Eleitores da Geórgia votam em eleições legislativas de meio de mandato nos EUA, 08/11/2022. Foto: Cheney Orr/Reteurs

Sublinhando essa erosão, uma pequena maioria dos republicanos na pesquisa disse que os custos de um papel internacional ativo para os Estados Unidos agora superam os benefícios.

As opiniões do Partido Republicano sobre se os EUA devem fazer mais ou menos na Ucrânia não variam muito com base na educação ou na idade, descobriu a pesquisa do Pew Center. Mas, no geral, essas pesquisas mostram que o afastamento da liderança mundial é mais forte entre dois grupos distintos de republicanos: os mais jovens e os sem diploma universitário.

Enquanto sólidos três quintos dos republicanos com diploma universitário na pesquisa do Conselho de Chicago disseram que os benefícios da liderança americana superam os custos, por exemplo, a maioria dos republicanos não universitários discordou. Os republicanos mais jovens também eram muito mais propensos do que aqueles com mais de 60 anos a dizer que os custos superavam os benefícios.

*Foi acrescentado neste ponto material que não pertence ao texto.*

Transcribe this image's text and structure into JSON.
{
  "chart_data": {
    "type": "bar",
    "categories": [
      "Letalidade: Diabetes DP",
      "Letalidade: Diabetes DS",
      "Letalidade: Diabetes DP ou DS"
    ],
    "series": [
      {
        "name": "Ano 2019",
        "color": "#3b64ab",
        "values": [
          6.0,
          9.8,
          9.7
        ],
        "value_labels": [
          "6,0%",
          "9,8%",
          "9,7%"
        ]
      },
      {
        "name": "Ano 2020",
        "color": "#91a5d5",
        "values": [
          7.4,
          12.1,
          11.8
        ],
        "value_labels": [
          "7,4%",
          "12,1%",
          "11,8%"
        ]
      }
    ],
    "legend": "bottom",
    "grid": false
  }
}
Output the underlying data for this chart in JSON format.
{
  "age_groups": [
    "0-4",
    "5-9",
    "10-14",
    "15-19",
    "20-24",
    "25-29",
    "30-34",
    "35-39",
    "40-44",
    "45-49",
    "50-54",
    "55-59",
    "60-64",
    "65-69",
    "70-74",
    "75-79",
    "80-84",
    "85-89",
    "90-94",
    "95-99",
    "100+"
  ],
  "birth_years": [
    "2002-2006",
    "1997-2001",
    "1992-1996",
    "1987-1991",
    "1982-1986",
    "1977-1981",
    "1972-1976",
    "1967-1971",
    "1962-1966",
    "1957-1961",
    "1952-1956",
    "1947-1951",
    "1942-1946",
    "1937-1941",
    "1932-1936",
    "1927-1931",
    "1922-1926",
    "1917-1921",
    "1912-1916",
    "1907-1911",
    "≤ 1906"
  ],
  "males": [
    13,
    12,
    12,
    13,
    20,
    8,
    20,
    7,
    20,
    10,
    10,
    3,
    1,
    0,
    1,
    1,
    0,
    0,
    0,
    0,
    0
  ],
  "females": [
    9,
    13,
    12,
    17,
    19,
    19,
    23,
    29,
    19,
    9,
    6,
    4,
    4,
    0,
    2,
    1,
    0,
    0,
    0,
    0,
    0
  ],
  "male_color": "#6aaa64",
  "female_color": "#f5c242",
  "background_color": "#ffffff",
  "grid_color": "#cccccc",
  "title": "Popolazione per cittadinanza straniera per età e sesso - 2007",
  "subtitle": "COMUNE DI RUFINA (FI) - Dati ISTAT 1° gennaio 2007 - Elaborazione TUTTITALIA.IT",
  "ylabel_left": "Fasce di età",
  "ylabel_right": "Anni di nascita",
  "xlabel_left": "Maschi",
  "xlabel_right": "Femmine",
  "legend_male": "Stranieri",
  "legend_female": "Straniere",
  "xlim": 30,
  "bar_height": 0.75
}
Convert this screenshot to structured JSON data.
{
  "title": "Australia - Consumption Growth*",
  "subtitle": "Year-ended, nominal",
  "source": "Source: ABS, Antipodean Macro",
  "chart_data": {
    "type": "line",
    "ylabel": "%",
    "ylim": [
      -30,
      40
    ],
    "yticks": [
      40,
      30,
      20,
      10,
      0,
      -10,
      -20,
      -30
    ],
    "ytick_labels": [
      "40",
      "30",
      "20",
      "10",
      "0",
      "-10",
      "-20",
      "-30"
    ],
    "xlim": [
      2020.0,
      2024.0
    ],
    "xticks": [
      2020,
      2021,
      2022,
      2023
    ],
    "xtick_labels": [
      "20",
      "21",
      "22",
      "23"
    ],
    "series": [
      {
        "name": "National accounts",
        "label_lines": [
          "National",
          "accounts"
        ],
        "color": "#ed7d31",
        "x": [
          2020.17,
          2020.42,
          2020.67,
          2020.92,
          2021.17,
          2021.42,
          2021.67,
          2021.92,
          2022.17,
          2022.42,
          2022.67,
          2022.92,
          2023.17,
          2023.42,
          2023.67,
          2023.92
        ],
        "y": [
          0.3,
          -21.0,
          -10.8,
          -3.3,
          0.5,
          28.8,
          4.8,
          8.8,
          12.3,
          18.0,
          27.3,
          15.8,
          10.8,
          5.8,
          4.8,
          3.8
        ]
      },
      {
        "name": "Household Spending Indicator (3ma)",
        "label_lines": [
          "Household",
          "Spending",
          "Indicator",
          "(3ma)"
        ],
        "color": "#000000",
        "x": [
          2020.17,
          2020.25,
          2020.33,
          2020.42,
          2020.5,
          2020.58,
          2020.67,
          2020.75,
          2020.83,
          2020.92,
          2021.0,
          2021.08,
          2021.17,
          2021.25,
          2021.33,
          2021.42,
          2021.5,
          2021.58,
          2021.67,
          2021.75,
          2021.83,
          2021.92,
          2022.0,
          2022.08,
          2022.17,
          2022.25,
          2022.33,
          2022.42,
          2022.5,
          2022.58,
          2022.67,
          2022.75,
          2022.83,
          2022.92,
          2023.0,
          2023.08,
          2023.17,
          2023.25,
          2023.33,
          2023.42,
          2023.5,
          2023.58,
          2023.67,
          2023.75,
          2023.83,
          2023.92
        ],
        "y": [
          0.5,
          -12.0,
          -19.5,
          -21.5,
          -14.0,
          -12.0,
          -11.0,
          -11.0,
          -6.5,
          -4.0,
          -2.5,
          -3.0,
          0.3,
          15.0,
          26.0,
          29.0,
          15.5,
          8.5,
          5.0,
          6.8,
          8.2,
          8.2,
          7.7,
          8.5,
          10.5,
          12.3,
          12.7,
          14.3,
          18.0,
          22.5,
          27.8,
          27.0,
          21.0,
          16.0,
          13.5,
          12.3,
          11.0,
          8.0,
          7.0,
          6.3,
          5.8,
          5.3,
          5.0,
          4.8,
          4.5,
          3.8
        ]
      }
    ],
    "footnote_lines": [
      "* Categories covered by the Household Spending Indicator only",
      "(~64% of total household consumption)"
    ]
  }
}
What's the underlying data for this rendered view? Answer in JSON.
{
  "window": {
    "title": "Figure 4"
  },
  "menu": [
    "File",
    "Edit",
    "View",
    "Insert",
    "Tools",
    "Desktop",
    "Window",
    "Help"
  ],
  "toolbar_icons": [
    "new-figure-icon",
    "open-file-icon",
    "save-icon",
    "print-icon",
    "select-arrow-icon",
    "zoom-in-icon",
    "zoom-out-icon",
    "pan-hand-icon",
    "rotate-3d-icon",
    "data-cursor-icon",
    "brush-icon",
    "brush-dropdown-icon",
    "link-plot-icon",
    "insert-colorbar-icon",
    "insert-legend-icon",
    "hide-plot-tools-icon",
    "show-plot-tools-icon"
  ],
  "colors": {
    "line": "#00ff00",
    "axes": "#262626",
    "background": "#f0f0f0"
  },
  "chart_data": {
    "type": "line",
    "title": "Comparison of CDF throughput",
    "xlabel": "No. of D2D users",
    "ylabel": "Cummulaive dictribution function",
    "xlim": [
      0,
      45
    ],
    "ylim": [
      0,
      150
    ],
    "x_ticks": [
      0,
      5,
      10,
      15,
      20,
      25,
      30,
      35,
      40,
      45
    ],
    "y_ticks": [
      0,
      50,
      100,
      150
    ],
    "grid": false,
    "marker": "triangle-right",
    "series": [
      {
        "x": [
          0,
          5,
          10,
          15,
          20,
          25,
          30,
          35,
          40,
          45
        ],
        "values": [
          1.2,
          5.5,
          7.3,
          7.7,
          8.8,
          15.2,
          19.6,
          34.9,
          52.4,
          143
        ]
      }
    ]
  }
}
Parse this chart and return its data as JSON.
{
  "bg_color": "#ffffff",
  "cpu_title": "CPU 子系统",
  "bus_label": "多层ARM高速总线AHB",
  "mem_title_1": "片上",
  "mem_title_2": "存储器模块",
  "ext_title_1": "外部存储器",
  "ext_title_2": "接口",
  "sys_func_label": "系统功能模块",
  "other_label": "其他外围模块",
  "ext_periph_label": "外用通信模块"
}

Provavelmente não é coincidência que esses dois grupos (republicanos sem diploma universitário e os mais jovens) tenham consistentemente registrado como os maiores apoiadores de Trump nas primeiras pesquisas sobre a corrida de 2024.

Trump está sinalizando que em um segundo mandato ele provavelmente avançará em uma direção isolacionista e protecionista. John Bolton, ex-conselheiro de segurança nacional de Trump, disse acreditar que o ex-presidente chegou perto de retirar os Estados Unidos da Otan e provavelmente o faria se fosse eleito para um segundo mandato.

Trump certamente sugeriu essa possibilidade em um recente vídeo de campanha no qual declarou: “Temos que terminar o processo que iniciamos sob minha administração de reavaliar fundamentalmente o propósito e a missão da Otan”.

Trump também disse que imporia um plano de quatro anos “para eliminar gradualmente todas as importações chinesas de bens essenciais, de eletrônicos a aço e produtos farmacêuticos”. Isso seria uma mudança devastadora na economia global.

De todas essas maneiras, Trump promete cumprir a visão de Robert Taft de sete décadas atrás e apagar a vitória duradoura de Eisenhower ao definir a direção do Partido Republicano. DeSantis não parece ter decidido pegar totalmente o mesmo trem de Trump, mas ele também não está se jogando nos trilhos para pará-lo.

Com esses dois homens bem à frente de qualquer rival em potencial, parece muito provável que o Partido Republicano em 2024 continue a se afastar da cooperação internacional no estilo de Eisenhower em direção a um composto volátil de isolacionismo e unilateralismo. E isso poderia criar uma enorme turbulência em todo o mundo.

O primeiro mandato de Trump, como observou Daalder, foi um período caótico para a ordem internacional e as alianças tradicionais dos Estados Unidos. Mas “se um líder isolacionista for eleito presidente em 2024”, acrescentou Daalder, “ainda não vimos nada”.